The agreement for the payment of these premiums to 8,400 soldiers aroused covetousness, and a new wave of anger spread to a number of cities on 17 January, including Bouaké and the political capital, Yamoussoukro, where four mutineers were killed, and several injured.

This time, witnesses described the mutineers as officers and gendarmes – paramilitary police officers – who are not paid "ecomog" demanding to be paid premiums, and improved living conditions.

Gendarmes also took over the railway station in the city of Daloa before being driven out by the population, according to a local resident, who said most fellow countrymen are irritated by the unrest: "If they (mutineers) continue like this, the inhabitants will react. People are fed up," RFI quoted him as saying.

In the commercial capital Abidjan, the autonomous port was blocked by disgruntled gendarmes firing into the air, before calm returned to the biggest port in West Africa, located in Abidjan's southern districts. The government dispatched soldiers of the Republican Guard to control the situation.

Government implements emergency plan

During the 18 January Council of Ministers, officials took turns to outline measures taken to stabilise the situation, including an emergency plan. Bruno Koné, the government spokesman pointed out that President Alassane Ouattara had instructed the major commands of all security forces to initiate meetings with all components "in order to improve their living conditions".

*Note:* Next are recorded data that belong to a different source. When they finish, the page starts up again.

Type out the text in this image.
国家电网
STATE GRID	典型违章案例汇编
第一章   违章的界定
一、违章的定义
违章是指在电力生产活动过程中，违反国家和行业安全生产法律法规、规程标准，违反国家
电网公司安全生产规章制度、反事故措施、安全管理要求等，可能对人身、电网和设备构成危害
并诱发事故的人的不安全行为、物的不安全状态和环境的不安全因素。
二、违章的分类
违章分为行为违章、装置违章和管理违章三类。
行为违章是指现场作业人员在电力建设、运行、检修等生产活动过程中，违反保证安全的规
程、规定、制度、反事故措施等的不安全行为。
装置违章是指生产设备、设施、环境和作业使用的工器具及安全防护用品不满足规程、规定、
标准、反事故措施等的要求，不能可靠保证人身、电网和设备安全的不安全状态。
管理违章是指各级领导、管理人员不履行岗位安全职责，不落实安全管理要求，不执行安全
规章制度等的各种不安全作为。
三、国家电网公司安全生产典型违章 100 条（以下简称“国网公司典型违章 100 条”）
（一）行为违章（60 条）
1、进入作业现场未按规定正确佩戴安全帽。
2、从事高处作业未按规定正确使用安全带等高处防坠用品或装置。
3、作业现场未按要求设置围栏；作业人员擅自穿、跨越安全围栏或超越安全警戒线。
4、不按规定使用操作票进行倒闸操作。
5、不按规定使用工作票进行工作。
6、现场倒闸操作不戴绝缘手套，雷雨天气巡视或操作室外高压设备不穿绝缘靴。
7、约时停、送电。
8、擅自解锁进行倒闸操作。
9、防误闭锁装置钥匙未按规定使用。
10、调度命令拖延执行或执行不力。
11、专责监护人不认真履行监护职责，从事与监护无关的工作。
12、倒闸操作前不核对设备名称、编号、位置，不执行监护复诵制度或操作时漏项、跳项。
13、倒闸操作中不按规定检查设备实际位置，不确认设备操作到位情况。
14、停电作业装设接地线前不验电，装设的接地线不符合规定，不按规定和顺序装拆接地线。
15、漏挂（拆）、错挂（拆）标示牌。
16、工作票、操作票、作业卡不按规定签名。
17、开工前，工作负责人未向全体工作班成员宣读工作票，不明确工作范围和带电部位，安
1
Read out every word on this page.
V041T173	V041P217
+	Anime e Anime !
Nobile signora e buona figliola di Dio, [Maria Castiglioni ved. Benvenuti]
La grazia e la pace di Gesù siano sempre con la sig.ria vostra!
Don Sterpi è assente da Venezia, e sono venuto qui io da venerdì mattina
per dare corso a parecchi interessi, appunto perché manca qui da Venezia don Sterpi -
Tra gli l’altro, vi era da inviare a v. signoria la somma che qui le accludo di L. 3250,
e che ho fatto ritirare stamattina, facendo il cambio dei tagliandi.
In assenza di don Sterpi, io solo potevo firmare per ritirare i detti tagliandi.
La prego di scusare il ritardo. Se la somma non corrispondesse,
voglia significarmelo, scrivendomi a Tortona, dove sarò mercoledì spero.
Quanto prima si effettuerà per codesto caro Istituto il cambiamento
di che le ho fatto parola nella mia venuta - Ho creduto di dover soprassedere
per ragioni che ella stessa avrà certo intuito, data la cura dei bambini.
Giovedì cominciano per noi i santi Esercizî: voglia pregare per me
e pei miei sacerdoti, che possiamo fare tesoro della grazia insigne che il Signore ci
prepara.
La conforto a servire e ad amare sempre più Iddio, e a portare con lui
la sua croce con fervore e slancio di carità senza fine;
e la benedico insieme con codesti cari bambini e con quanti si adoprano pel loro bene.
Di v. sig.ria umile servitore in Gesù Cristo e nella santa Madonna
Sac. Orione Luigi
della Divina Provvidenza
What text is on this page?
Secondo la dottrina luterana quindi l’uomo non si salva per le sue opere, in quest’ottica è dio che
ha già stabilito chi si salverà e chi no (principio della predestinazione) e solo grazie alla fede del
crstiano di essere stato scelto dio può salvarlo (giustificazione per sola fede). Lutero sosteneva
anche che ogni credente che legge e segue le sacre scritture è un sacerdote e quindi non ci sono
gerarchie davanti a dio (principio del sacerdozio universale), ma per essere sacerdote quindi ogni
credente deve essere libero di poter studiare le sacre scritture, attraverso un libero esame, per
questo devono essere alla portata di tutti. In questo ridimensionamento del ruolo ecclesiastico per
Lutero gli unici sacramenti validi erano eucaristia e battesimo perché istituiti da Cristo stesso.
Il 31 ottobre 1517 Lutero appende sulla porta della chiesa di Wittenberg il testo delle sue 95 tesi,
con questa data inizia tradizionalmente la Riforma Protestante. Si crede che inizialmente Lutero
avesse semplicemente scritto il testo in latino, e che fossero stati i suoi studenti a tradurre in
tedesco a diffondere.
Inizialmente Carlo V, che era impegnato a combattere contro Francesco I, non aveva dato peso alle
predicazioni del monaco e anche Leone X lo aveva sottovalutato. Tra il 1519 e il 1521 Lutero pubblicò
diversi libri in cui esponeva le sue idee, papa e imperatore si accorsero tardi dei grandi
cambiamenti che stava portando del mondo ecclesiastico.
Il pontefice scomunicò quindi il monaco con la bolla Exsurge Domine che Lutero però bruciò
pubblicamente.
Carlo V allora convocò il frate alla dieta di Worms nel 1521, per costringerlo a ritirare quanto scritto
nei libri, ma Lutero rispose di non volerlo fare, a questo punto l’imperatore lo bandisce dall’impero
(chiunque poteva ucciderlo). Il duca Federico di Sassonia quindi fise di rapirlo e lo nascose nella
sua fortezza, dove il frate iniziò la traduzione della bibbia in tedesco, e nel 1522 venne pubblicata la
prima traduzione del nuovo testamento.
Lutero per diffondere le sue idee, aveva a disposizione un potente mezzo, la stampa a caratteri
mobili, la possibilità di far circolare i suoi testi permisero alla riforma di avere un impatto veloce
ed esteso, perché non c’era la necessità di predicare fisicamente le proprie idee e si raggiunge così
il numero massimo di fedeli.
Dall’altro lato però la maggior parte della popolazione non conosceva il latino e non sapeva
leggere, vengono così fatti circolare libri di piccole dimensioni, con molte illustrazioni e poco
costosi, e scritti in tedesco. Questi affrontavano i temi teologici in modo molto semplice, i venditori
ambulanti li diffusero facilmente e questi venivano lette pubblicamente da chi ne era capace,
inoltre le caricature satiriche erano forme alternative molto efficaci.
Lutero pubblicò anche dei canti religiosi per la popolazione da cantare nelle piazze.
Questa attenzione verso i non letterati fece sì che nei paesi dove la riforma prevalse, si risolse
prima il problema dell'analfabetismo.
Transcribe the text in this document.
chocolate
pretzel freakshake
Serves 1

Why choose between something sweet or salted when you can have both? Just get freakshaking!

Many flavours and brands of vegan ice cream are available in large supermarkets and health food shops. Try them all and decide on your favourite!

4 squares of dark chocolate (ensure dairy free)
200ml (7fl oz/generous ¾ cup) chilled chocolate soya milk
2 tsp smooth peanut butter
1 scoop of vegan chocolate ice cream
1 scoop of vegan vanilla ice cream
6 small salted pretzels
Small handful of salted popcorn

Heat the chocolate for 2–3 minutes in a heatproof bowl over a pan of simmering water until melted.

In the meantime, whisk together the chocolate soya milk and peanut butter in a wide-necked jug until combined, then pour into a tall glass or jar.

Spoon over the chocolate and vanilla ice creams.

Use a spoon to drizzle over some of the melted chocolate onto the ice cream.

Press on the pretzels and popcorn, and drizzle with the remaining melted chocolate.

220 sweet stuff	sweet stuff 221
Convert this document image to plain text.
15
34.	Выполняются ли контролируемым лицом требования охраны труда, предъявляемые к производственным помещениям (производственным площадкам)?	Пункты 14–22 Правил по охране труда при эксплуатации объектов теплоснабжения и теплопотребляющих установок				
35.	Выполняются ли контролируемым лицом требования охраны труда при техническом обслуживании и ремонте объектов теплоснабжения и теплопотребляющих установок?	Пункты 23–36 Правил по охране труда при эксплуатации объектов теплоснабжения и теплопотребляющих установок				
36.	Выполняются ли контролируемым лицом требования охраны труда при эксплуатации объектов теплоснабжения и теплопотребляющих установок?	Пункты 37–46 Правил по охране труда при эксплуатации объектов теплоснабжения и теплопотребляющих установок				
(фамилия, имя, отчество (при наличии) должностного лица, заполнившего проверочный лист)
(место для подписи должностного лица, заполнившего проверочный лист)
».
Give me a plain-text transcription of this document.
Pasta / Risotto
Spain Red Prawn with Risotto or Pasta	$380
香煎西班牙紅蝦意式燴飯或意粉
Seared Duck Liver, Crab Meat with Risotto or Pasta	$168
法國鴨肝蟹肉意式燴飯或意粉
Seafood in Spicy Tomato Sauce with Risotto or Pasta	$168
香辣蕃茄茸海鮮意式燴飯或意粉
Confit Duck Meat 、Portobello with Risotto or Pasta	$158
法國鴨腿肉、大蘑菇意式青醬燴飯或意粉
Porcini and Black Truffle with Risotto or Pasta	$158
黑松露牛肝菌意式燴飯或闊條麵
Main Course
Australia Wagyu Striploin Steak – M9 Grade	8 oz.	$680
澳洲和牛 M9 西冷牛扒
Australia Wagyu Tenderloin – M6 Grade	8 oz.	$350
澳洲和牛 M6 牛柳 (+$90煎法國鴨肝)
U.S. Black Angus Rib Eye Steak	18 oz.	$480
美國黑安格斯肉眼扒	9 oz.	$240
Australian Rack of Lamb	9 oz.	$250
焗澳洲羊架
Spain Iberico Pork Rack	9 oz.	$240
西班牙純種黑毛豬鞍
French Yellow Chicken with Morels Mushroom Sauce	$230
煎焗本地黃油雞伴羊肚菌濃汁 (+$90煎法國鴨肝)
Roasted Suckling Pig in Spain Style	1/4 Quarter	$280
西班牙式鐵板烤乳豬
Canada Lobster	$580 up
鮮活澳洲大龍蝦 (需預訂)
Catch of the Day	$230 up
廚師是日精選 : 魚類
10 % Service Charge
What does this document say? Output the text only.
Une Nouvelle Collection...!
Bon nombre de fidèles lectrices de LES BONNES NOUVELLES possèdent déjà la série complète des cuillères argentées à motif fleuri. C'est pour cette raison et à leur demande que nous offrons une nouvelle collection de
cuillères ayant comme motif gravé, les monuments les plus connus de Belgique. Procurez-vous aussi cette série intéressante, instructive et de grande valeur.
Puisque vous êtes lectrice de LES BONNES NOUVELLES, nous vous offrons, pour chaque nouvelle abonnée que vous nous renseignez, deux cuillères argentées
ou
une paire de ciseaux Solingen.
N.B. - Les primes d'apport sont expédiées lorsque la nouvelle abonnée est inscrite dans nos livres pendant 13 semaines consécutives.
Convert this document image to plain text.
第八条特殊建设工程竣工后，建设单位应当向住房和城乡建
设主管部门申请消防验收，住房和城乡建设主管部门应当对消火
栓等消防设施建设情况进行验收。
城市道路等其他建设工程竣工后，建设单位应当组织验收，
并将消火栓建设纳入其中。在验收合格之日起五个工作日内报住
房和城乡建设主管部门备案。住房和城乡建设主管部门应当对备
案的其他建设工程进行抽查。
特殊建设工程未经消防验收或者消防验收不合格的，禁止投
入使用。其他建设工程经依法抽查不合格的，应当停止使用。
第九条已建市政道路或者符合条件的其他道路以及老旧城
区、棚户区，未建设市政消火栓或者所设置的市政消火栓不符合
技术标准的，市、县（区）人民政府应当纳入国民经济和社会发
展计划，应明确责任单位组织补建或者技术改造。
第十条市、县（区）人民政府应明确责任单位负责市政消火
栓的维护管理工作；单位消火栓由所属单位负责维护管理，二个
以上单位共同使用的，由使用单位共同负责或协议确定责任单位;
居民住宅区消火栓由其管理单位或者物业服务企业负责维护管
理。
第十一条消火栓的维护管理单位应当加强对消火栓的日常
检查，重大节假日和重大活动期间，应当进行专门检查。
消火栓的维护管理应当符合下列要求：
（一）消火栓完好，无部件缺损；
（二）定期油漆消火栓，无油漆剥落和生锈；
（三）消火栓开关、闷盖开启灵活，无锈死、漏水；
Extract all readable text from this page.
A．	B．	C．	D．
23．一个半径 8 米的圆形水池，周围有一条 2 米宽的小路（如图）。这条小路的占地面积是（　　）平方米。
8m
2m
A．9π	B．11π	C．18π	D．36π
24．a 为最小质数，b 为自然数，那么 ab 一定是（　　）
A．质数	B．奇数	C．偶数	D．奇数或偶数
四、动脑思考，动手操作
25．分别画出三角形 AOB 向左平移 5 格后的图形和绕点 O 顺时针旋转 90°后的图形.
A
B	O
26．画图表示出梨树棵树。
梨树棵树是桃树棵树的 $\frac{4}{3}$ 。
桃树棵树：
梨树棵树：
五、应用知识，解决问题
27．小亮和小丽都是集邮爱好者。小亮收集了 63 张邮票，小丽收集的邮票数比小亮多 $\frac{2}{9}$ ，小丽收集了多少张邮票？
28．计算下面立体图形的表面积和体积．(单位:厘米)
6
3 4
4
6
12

"The head of state therefore asks all the military, gendarmes, police officers, customs officers, water and forest officers and prison guards to contribute to the return of calm," Koné is quoted as saying by RFI. "The president (...) assures them of his firm determination to improve their living and working conditions and to build republican forces in the service of the nation." The spokesman said investigations are under way to identify those responsible for the disorder.

Interior Minister Hamed Bakayoko, meanwhile, acknowledged that problems are real but that the government's team was working hard to find solutions via the consultations with security forces representatives.

The head of defence in government, minister Alain-Richard Donwahi said the meetings would serve to pass on correct information about reforms of the army. "We asked the high command, and therefore the new hierarchy, to have meetings with the men to pass the information, because there is a lot of information that is wrong. Many rumours have circulated. So we want to discuss directly with our men, so that they are informed of what is planned for the reform of the army that is being implemented with many things that had not been told to them before."